Ende Juli – es war ein heißer Sommer – kam der Abschied. Von einer Karlsruher Rot Kreuz-Schwester hatten die Jungen erfahren, dass ein Wehrer Spediteur eine Fuhre nach Karlsruhe plante. Vor dort war es nicht weit nach Hause. In Säckingen besorgten sie sich Passierscheine. Sie brauchte den Laissez-passer, um durch die Sperre zwischen Wehr und Öflingen zu gelangen.
Heimweh nach Öflingen
Vor dem Abschied hatte Sigmund Wunderle gesagt: „Wenn deine Eltern nicht mehr leben, kommst du zu uns. Wir nehmen dich als Sohn auf.“ Otto hatte nichts mehr von zu Hause gehört. In der Nacht vor der Abfahrt schlief er bei Güdemanns neben der „Alten Krone“ in Wehr. Der LKW wartete am heutigen Werkhof der Firma Leber in der Merianstraße. Dort stand auch Fritz Schuler. Er war von den Franzosen verhaftet, dann aber als Ersatzpolizist eingesetzt worden. Er schimpfte mit der Krankenschwester. Der Grund blieb für Otto Lukas bis heute ein Geheimnis.

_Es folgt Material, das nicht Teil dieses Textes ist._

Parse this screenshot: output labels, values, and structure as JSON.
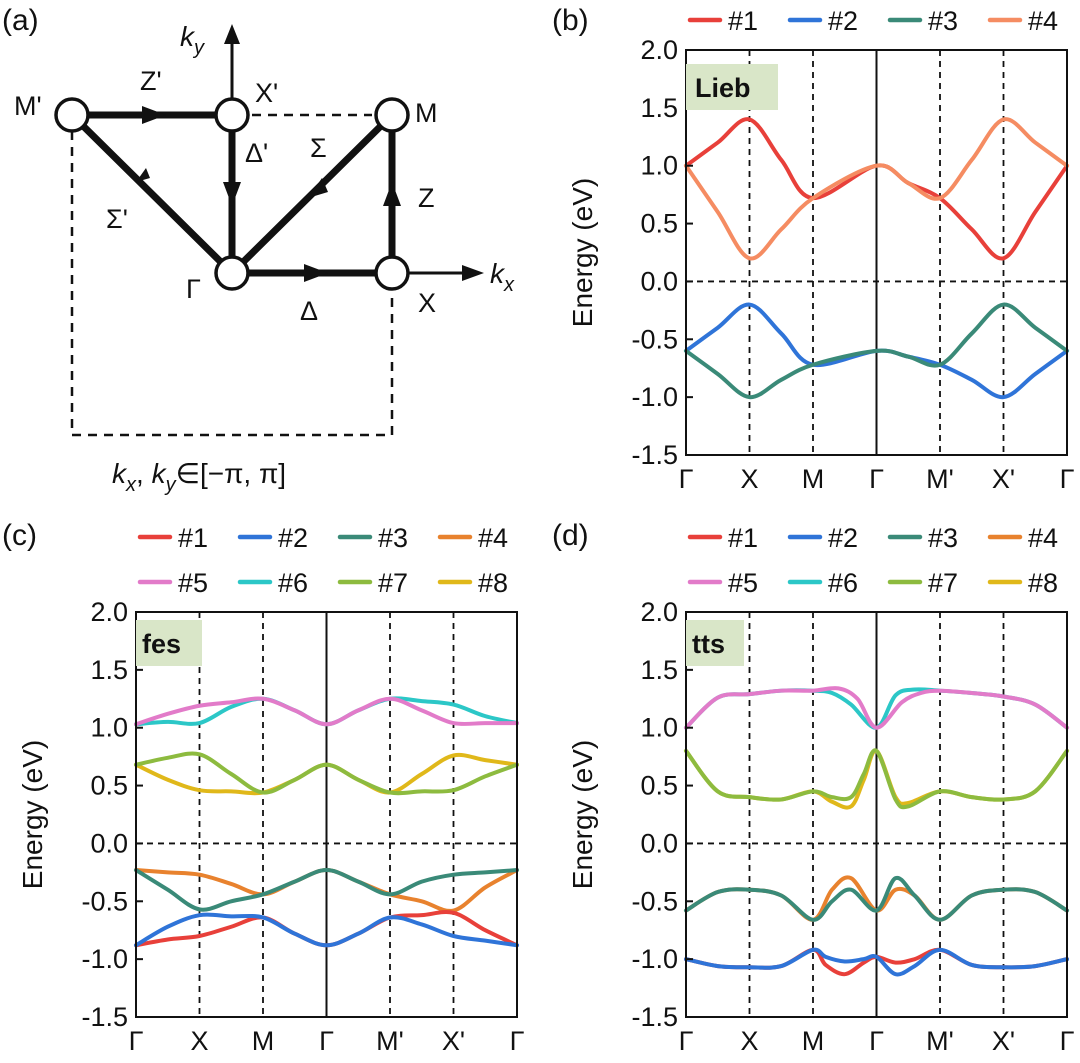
{
  "panels": {
    "a": {
      "label": "(a)",
      "point_labels": [
        "M'",
        "X'",
        "M",
        "Γ",
        "X"
      ],
      "path_labels": [
        "Z'",
        "Δ'",
        "Σ",
        "Σ'",
        "Z",
        "Δ"
      ],
      "axis_labels": {
        "ky_main": "k",
        "ky_sub": "y",
        "kx_main": "k",
        "kx_sub": "x"
      },
      "range_text": {
        "k": "k",
        "x": "x",
        "sep": ", ",
        "y": "y",
        "rest": "∈[−π, π]"
      }
    },
    "b": {
      "label": "(b)",
      "tag": "Lieb"
    },
    "c": {
      "label": "(c)",
      "tag": "fes"
    },
    "d": {
      "label": "(d)",
      "tag": "tts"
    }
  },
  "colors": {
    "#1": "#e8403a",
    "#2": "#2f74d8",
    "#3": "#3a8a78",
    "#4": "#e8822e",
    "#4_lieb": "#f58c62",
    "#5": "#e27bc9",
    "#6": "#2cc7c7",
    "#7": "#8dbb3f",
    "#8": "#e0b81a",
    "tag_bg": "#d9e6c8"
  },
  "chart_data": [
    {
      "panel": "b",
      "type": "line",
      "ylabel": "Energy (eV)",
      "ylim": [
        -1.5,
        2.0
      ],
      "yticks": [
        "2.0",
        "1.5",
        "1.0",
        "0.5",
        "0.0",
        "-0.5",
        "-1.0",
        "-1.5"
      ],
      "xticks": [
        "Γ",
        "X",
        "M",
        "Γ",
        "M'",
        "X'",
        "Γ"
      ],
      "grid": false,
      "legend": "top",
      "legend_entries": [
        "#1",
        "#2",
        "#3",
        "#4"
      ],
      "series": [
        {
          "name": "#1",
          "x": [
            0,
            0.5,
            1,
            1.5,
            2,
            3,
            3.5,
            4,
            4.5,
            5,
            5.5,
            6
          ],
          "y": [
            1.0,
            1.2,
            1.4,
            1.05,
            0.72,
            1.0,
            0.85,
            0.72,
            0.45,
            0.2,
            0.6,
            1.0
          ]
        },
        {
          "name": "#4",
          "x": [
            0,
            0.5,
            1,
            1.5,
            2,
            3,
            3.5,
            4,
            4.5,
            5,
            5.5,
            6
          ],
          "y": [
            1.0,
            0.6,
            0.2,
            0.45,
            0.72,
            1.0,
            0.85,
            0.72,
            1.05,
            1.4,
            1.2,
            1.0
          ]
        },
        {
          "name": "#2",
          "x": [
            0,
            0.5,
            1,
            1.5,
            2,
            3,
            3.5,
            4,
            4.5,
            5,
            5.5,
            6
          ],
          "y": [
            -0.6,
            -0.4,
            -0.2,
            -0.45,
            -0.72,
            -0.6,
            -0.65,
            -0.72,
            -0.85,
            -1.0,
            -0.8,
            -0.6
          ]
        },
        {
          "name": "#3",
          "x": [
            0,
            0.5,
            1,
            1.5,
            2,
            3,
            3.5,
            4,
            4.5,
            5,
            5.5,
            6
          ],
          "y": [
            -0.6,
            -0.8,
            -1.0,
            -0.85,
            -0.72,
            -0.6,
            -0.65,
            -0.72,
            -0.45,
            -0.2,
            -0.4,
            -0.6
          ]
        }
      ]
    },
    {
      "panel": "c",
      "type": "line",
      "ylabel": "Energy (eV)",
      "ylim": [
        -1.5,
        2.0
      ],
      "yticks": [
        "2.0",
        "1.5",
        "1.0",
        "0.5",
        "0.0",
        "-0.5",
        "-1.0",
        "-1.5"
      ],
      "xticks": [
        "Γ",
        "X",
        "M",
        "Γ",
        "M'",
        "X'",
        "Γ"
      ],
      "grid": false,
      "legend": "top",
      "legend_entries": [
        "#1",
        "#2",
        "#3",
        "#4",
        "#5",
        "#6",
        "#7",
        "#8"
      ],
      "series": [
        {
          "name": "#6",
          "x": [
            0,
            0.5,
            1,
            1.5,
            2,
            2.5,
            3,
            3.5,
            4,
            4.5,
            5,
            5.5,
            6
          ],
          "y": [
            1.03,
            1.05,
            1.04,
            1.18,
            1.25,
            1.15,
            1.03,
            1.15,
            1.25,
            1.23,
            1.2,
            1.1,
            1.04
          ]
        },
        {
          "name": "#5",
          "x": [
            0,
            0.5,
            1,
            1.5,
            2,
            2.5,
            3,
            3.5,
            4,
            4.5,
            5,
            5.5,
            6
          ],
          "y": [
            1.03,
            1.12,
            1.19,
            1.22,
            1.25,
            1.15,
            1.03,
            1.15,
            1.25,
            1.15,
            1.04,
            1.04,
            1.04
          ]
        },
        {
          "name": "#8",
          "x": [
            0,
            0.5,
            1,
            1.5,
            2,
            2.5,
            3,
            3.5,
            4,
            4.5,
            5,
            5.5,
            6
          ],
          "y": [
            0.68,
            0.55,
            0.46,
            0.45,
            0.44,
            0.55,
            0.68,
            0.55,
            0.44,
            0.6,
            0.76,
            0.72,
            0.68
          ]
        },
        {
          "name": "#7",
          "x": [
            0,
            0.5,
            1,
            1.5,
            2,
            2.5,
            3,
            3.5,
            4,
            4.5,
            5,
            5.5,
            6
          ],
          "y": [
            0.68,
            0.74,
            0.77,
            0.6,
            0.44,
            0.55,
            0.68,
            0.55,
            0.44,
            0.45,
            0.46,
            0.58,
            0.68
          ]
        },
        {
          "name": "#4",
          "x": [
            0,
            0.5,
            1,
            1.5,
            2,
            2.5,
            3,
            3.5,
            4,
            4.5,
            5,
            5.5,
            6
          ],
          "y": [
            -0.23,
            -0.25,
            -0.27,
            -0.35,
            -0.44,
            -0.33,
            -0.23,
            -0.33,
            -0.44,
            -0.5,
            -0.58,
            -0.38,
            -0.23
          ]
        },
        {
          "name": "#3",
          "x": [
            0,
            0.5,
            1,
            1.5,
            2,
            2.5,
            3,
            3.5,
            4,
            4.5,
            5,
            5.5,
            6
          ],
          "y": [
            -0.23,
            -0.4,
            -0.57,
            -0.5,
            -0.44,
            -0.33,
            -0.23,
            -0.33,
            -0.44,
            -0.33,
            -0.27,
            -0.25,
            -0.23
          ]
        },
        {
          "name": "#1",
          "x": [
            0,
            0.5,
            1,
            1.5,
            2,
            2.5,
            3,
            3.5,
            4,
            4.5,
            5,
            5.5,
            6
          ],
          "y": [
            -0.88,
            -0.83,
            -0.8,
            -0.72,
            -0.64,
            -0.78,
            -0.88,
            -0.78,
            -0.64,
            -0.62,
            -0.6,
            -0.75,
            -0.88
          ]
        },
        {
          "name": "#2",
          "x": [
            0,
            0.5,
            1,
            1.5,
            2,
            2.5,
            3,
            3.5,
            4,
            4.5,
            5,
            5.5,
            6
          ],
          "y": [
            -0.88,
            -0.72,
            -0.62,
            -0.63,
            -0.64,
            -0.78,
            -0.88,
            -0.78,
            -0.64,
            -0.7,
            -0.8,
            -0.84,
            -0.88
          ]
        }
      ]
    },
    {
      "panel": "d",
      "type": "line",
      "ylabel": "Energy (eV)",
      "ylim": [
        -1.5,
        2.0
      ],
      "yticks": [
        "2.0",
        "1.5",
        "1.0",
        "0.5",
        "0.0",
        "-0.5",
        "-1.0",
        "-1.5"
      ],
      "xticks": [
        "Γ",
        "X",
        "M",
        "Γ",
        "M'",
        "X'",
        "Γ"
      ],
      "grid": false,
      "legend": "top",
      "legend_entries": [
        "#1",
        "#2",
        "#3",
        "#4",
        "#5",
        "#6",
        "#7",
        "#8"
      ],
      "series": [
        {
          "name": "#6",
          "x": [
            0,
            0.5,
            1,
            1.5,
            2,
            2.3,
            2.6,
            3,
            3.3,
            3.6,
            4,
            4.5,
            5,
            5.5,
            6
          ],
          "y": [
            1.0,
            1.26,
            1.29,
            1.32,
            1.32,
            1.3,
            1.2,
            1.0,
            1.28,
            1.33,
            1.32,
            1.3,
            1.27,
            1.2,
            1.0
          ]
        },
        {
          "name": "#5",
          "x": [
            0,
            0.5,
            1,
            1.5,
            2,
            2.4,
            2.7,
            3,
            3.4,
            3.7,
            4,
            4.5,
            5,
            5.5,
            6
          ],
          "y": [
            1.0,
            1.26,
            1.29,
            1.32,
            1.32,
            1.34,
            1.25,
            1.0,
            1.22,
            1.3,
            1.32,
            1.3,
            1.27,
            1.2,
            1.0
          ]
        },
        {
          "name": "#8",
          "x": [
            0,
            0.5,
            1,
            1.5,
            2,
            2.3,
            2.6,
            2.8,
            3,
            3.3,
            3.5,
            4,
            4.5,
            5,
            5.5,
            6
          ],
          "y": [
            0.8,
            0.45,
            0.4,
            0.38,
            0.45,
            0.36,
            0.32,
            0.55,
            0.8,
            0.4,
            0.35,
            0.45,
            0.4,
            0.38,
            0.45,
            0.8
          ]
        },
        {
          "name": "#7",
          "x": [
            0,
            0.5,
            1,
            1.5,
            2,
            2.3,
            2.6,
            2.8,
            3,
            3.3,
            3.5,
            4,
            4.5,
            5,
            5.5,
            6
          ],
          "y": [
            0.8,
            0.45,
            0.4,
            0.38,
            0.45,
            0.4,
            0.4,
            0.6,
            0.8,
            0.38,
            0.32,
            0.45,
            0.4,
            0.38,
            0.45,
            0.8
          ]
        },
        {
          "name": "#4",
          "x": [
            0,
            0.5,
            1,
            1.5,
            2,
            2.3,
            2.6,
            3,
            3.3,
            3.6,
            4,
            4.5,
            5,
            5.5,
            6
          ],
          "y": [
            -0.58,
            -0.42,
            -0.4,
            -0.45,
            -0.66,
            -0.4,
            -0.3,
            -0.58,
            -0.4,
            -0.45,
            -0.66,
            -0.45,
            -0.4,
            -0.42,
            -0.58
          ]
        },
        {
          "name": "#3",
          "x": [
            0,
            0.5,
            1,
            1.5,
            2,
            2.3,
            2.6,
            3,
            3.3,
            3.6,
            4,
            4.5,
            5,
            5.5,
            6
          ],
          "y": [
            -0.58,
            -0.42,
            -0.4,
            -0.45,
            -0.66,
            -0.5,
            -0.4,
            -0.58,
            -0.3,
            -0.45,
            -0.66,
            -0.45,
            -0.4,
            -0.42,
            -0.58
          ]
        },
        {
          "name": "#1",
          "x": [
            0,
            0.5,
            1,
            1.5,
            2,
            2.2,
            2.5,
            2.8,
            3,
            3.3,
            3.6,
            4,
            4.5,
            5,
            5.5,
            6
          ],
          "y": [
            -1.0,
            -1.06,
            -1.07,
            -1.06,
            -0.92,
            -1.05,
            -1.13,
            -1.03,
            -0.98,
            -1.03,
            -1.0,
            -0.92,
            -1.05,
            -1.07,
            -1.06,
            -1.0
          ]
        },
        {
          "name": "#2",
          "x": [
            0,
            0.5,
            1,
            1.5,
            2,
            2.2,
            2.5,
            2.8,
            3,
            3.3,
            3.6,
            4,
            4.5,
            5,
            5.5,
            6
          ],
          "y": [
            -1.0,
            -1.06,
            -1.07,
            -1.06,
            -0.92,
            -0.98,
            -1.02,
            -1.0,
            -0.98,
            -1.13,
            -1.06,
            -0.92,
            -1.05,
            -1.07,
            -1.06,
            -1.0
          ]
        }
      ]
    }
  ]
}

Ankunft in Mannheim deprimierend
Die Rückfahrt war chaotisch, die Ankunft in Mannheim deprimierend: „Ich traf meine Eltern lebend an, eigentlich war ich ein Glückspilz. Aber Mannheim war furchtbar zerstört. Ich fühlte mich nicht mehr wohl in unserem Stadtteil. Im Stillen hatte ich Heimweh nach Öflingen“. Hätten Vater und Mutter nicht überlebt, Otto Lukas wäre ein Öflinger Bub geworden. Bald besuchte er mit seinen Eltern die Wunderles. Der Kontakt riss auch nicht ab, nachdem seine Pflegeeltern auf dem Öflinger Friedhof ruhten. Zum letzten Mal war Otto Lukas 2017 in Öflingen. Dankbar erinnert sich der Mannheimer Bub an die Menschlichkeit, die ihm hier in schwerer Zeit begegnet war.